Trump is said to have asked his most senior advisers during a meeting last Thursday in the Oval Office over the possibility of a military strike following a report that there had been significant increase in Iran's stockpile of nuclear material.
A report by the International Atomic Energy Agency (IAEA) has conclude that Iran has exceeded limits agreed in the 2015 Joint Comprehensive Plan of Action (JCPOA). In 2018 Trump unilaterally withdrew from the deal but the US President has continued to insist on the right to police enforcement of the pact.
Trump asked his top national security aides what options were available and how to respond. A range of senior advisers including Vice President Mike Pence; Secretary of State Mike Pompeo apparently dissuaded the president from authorising a military strike, warning that targeting Iran's facilities could easily escalate into a broader conflict in the last weeks of his presidency.
Nonetheless there are concerns that Trump may escalate tensions with the Islamic Republic with encouragement from Israel.
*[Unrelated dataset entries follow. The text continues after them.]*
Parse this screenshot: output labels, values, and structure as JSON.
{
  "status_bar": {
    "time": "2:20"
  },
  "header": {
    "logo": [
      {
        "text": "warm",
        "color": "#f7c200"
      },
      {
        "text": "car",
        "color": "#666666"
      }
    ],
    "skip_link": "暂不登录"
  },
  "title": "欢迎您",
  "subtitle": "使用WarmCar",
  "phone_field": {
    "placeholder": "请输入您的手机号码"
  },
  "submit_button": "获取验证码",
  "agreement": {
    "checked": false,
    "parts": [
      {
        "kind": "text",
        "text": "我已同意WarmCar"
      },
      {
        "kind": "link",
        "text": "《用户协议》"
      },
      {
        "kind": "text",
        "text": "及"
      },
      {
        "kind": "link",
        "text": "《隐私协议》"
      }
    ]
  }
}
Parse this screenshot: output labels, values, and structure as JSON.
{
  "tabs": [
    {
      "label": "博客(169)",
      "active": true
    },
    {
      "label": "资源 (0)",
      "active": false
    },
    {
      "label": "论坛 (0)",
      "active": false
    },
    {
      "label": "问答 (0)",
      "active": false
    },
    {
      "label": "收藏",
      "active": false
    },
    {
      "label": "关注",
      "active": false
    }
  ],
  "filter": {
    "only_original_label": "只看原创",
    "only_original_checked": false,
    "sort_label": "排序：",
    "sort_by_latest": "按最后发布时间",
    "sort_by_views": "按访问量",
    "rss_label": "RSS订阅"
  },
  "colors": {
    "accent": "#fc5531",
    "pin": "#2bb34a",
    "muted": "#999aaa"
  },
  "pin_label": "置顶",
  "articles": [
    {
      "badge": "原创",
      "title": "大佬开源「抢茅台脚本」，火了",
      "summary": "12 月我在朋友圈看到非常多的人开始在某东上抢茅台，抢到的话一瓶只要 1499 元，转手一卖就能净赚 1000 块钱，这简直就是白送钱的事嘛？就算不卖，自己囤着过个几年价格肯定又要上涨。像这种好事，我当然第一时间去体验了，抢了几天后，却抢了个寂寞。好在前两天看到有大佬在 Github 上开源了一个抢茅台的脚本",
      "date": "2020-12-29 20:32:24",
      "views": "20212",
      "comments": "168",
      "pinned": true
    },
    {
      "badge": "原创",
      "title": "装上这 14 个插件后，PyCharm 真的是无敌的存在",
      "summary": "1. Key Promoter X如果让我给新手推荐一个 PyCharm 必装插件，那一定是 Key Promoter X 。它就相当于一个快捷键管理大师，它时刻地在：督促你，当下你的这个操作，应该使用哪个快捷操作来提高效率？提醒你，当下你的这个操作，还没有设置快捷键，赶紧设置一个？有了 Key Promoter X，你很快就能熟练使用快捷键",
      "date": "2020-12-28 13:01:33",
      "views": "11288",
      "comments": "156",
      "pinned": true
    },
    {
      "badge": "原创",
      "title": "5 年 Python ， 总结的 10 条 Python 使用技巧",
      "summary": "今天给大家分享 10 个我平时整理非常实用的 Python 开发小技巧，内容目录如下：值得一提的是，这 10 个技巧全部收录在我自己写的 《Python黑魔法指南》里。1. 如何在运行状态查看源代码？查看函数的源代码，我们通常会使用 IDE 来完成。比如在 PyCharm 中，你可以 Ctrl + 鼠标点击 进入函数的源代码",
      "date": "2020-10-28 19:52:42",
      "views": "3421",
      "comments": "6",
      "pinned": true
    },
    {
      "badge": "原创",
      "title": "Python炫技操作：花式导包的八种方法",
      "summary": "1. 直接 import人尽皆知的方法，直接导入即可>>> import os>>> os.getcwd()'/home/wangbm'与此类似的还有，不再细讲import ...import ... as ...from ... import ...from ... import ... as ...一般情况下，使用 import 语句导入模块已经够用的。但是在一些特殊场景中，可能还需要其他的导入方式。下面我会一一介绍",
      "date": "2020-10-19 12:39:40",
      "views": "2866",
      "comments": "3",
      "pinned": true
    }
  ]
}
National security officials are said to have privately expressed their anxiety that the president may initiate operations, whether overt or secret, against Iran or other adversaries at the end of his term.
The Times pointed out that such a move is not unprecedented, and that the US has in the past made last minute deals with Israel during a change in administration. It cited the last days of the Bush administration in 2008, when Israeli officials, concerned that the incoming Obama administration would seek to block it from striking Iran's nuclear facilities, sought bunker-busting bombs, bombers and intelligence assistance from the United States for an Israeli-led strike.
Vice President Dick Cheney later wrote in his memoir that he supported the idea. President Bush however did not, but the result was a far closer collaboration with Israel on a cyberstrike against the Natanz facility, which took out about 1,000 of Iran's nuclear centrifuges.
Iran reacted to the news warning of a "crushing response" if Trump targeted its nuclear site. "Any action against the Iranian nation would certainly face a crushing response," said Iranian government spokesman Ali Rabiei in remarks streamed on a government website.
The news of a possible military strike comes as the Trump administration plans to "flood" Iran with sanctions, in a move that is considered to be a way for Trump to make it impossible for President-elect Joe Biden to revive the 2015 nuclear deal once he moves into the White House in January.